Mis-sold Wonga customers have been legally robbed. Over 350,000 former Wonga customers, who were mis-sold payday loans, have received letters telling them they’ll receive a paltry 4.3 per cent of what they were owed after it went into administration.
So, this is a wake-up call for anyone who may have been mis-sold a payday loan - DON’T WAIT to check if you’re due £100s or 1,000s, or it could be too late…
Why have Wonga customers received so little?
Wonga customers who were awarded payouts having been mis-sold their loans, are only getting 4.3p per £100 owed. In other words, due £2,000, get just £86. I and others long campaigned for payday loan regulation, but when it came in 2015, that was far too late. These vultures had preyed on and profited from the vulnerable with impunity for years. Then when regulation finally came, enabling people to reclaim, some of these international firms declared their UK arms bust, so they weren’t liable, likely leaving some of the founders sitting on cushions of cash powered by usurious profits. Yet ultimately, legally, UK Wonga doesn’t exist anymore - it’s a dead company. So (oversimplifying a touch) the administrators simply add up its assets and share them among those it owed money to - including those due mis-sold money back. Ultimately, I suspect the only thing you’ll be able to do now is spit, swear, stamp your feet then get on with life.
If you’ve been mis-sold put in a claim urgently
Many of these firms are going under due to a combination of the regulation cutting profits and them paying the price for mis-selling so many loans. If you were mis-sold a payday loan by a firm that is still solvent, you get the full amount back.
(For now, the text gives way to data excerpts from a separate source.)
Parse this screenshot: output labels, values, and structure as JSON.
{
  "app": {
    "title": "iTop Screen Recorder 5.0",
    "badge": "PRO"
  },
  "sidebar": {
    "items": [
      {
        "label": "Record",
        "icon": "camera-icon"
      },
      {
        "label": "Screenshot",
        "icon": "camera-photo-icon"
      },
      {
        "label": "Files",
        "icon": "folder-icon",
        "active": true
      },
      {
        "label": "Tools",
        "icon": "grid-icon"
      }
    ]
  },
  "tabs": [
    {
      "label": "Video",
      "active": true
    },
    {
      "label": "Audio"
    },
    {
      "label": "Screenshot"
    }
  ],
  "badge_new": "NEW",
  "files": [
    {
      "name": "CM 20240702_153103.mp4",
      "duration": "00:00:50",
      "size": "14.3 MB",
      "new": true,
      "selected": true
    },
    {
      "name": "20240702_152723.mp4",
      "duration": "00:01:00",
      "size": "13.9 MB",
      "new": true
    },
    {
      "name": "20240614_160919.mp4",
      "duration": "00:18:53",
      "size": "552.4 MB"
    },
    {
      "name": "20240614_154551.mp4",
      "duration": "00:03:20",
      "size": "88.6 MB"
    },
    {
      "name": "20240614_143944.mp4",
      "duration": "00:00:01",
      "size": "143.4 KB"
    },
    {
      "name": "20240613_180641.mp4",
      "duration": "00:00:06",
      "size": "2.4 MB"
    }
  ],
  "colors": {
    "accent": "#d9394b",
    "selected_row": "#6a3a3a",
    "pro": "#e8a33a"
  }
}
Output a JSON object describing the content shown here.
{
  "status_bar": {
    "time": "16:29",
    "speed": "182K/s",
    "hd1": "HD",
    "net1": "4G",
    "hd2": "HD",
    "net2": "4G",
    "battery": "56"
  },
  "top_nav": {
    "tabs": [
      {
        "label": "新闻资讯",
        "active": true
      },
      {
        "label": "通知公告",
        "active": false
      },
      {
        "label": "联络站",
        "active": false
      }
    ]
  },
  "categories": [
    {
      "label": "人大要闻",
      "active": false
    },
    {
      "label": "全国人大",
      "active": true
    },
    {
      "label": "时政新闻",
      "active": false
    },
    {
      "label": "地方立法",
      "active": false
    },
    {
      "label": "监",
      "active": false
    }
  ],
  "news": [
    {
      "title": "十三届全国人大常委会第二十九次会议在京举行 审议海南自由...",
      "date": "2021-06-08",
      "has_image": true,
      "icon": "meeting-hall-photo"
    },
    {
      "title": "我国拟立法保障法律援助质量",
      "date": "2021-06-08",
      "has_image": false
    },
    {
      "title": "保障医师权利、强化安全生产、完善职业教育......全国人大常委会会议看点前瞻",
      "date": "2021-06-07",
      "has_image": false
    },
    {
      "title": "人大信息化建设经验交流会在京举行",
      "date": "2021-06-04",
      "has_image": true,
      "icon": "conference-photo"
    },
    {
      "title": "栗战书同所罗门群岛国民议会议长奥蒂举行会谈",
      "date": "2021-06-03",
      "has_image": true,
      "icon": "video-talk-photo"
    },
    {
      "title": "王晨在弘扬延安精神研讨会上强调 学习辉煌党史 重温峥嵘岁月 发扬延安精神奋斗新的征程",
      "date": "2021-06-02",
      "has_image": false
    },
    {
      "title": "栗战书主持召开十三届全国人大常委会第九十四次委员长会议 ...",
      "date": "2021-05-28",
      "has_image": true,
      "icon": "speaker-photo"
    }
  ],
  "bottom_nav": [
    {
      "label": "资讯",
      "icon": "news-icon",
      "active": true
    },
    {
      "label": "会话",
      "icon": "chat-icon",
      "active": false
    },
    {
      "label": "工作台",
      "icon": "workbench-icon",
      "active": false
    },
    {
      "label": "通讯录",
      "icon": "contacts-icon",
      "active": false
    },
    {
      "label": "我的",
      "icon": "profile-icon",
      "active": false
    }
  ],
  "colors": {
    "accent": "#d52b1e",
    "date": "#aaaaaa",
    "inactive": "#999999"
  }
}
But if it goes bust, you’re just one of the creditors, and will be lucky to get a few pence per pound – just like with Wonga – other’s that are already bust include QuickQuid, Piggy Bank and Wage Day Advance.
How to check you were mis-sold
Payday loan firms should have done a number of checks to ensure the loan was appropriate, if not you were mis-sold. For example…
It didn’t examine your finances to ensure you can afford the loan and fees. For instance, you shouldn’t be given a £1,000 loan if you only earn £500/month.
It wasn’t clear how much it would cost you in total to repay the loan.
You weren’t given full or accurate information about how and when to pay back your loan.
It didn’t tell you that a payday loan should not be used for long-term borrowing or if you are in financial difficulty.
You weren’t told what to do if you have a complaint.
If you were mis-sold then you are due back all the interest, fees, charges and eight per cent per year statutory interest on top since you took it out. This can be large as Paydayloanalice said: “I followed Martin’s advice after getting 16 payday loans in 2yrs. I received Lending Stream’s refund and got over £1,600. This has allowed me to pay off a credit card, so I’m looking forward to less stress”.
You can claim on existing loans and loans you’ve already paid off, usually as long as you raise the case within six years of taking out the loan. My www.mse.me/reclaimpaydayloan guide has free help and a tool, or just write to the lender yourself explaining why you think you were mis-sold. And if the payday lender rejects you, take your case to the free www.financial-ombudsman.org.uk – over 60 per cent of people who have, won.
Payday loan alternatives Payday loans are a flawed concept for most. How many in dire need would see such an improvement within a month that they both don’t need to borrow again, and could repay last month’s loan plus huge interest? Yet there can be short term emergencies where some need to borrow. Always minimise the amount you borrow, ensure you can afford the repayments, and repay as quickly as you can (without killing your finances). Here are some options…
1. Check out a credit union. These are independently run local non-profit organisations which assist people who may not have access to financial products and services elsewhere. Find if there’s one for you at www.findyourcreditunion.co.uk. Loan rates are capped at 43 per cent rep APR.
2. Use an existing credit card provided you can fully repay it the next month. If you spend on a credit card this month, you’re billed the next month, and provided you can clear all the debt there’s no interest. So, if you’re looking for a one-month respite, it works. Even if not a costly credit card still tends to be cheaper over a month than a payday loan or if you can get a 0 per cent for purchases card mse.me/purchasecard
3. Ask family or friends for help. It may be tricky, but it may be worth asking for help, even if it’s just going around for dinner or babysitting children to help save on costs. Plus, often talking about your money problems can be a huge relief. Though think carefully through the pros and cons of this – especially if it puts you in someone’s debt that they may use it as leverage over you.
4. Check if you’re eligible for a loan from the Government. Those on some benefits meeting stringent conditions may be eligible for an interest free loan of up to £800, it’s worth checking www.gov.uk/budgeting-help-benefits - but don’t expect it.
5. Get non-profit debt counselling help. If you’re really struggling with money then you need one-on-one debt counselling help. Book an appointment with either citizensadvice.org.uk, capuk.org, stepchange.org or nationaldebtline.org. They’re there to help, not judge. The biggest message I get after people go is “I finally slept last night”.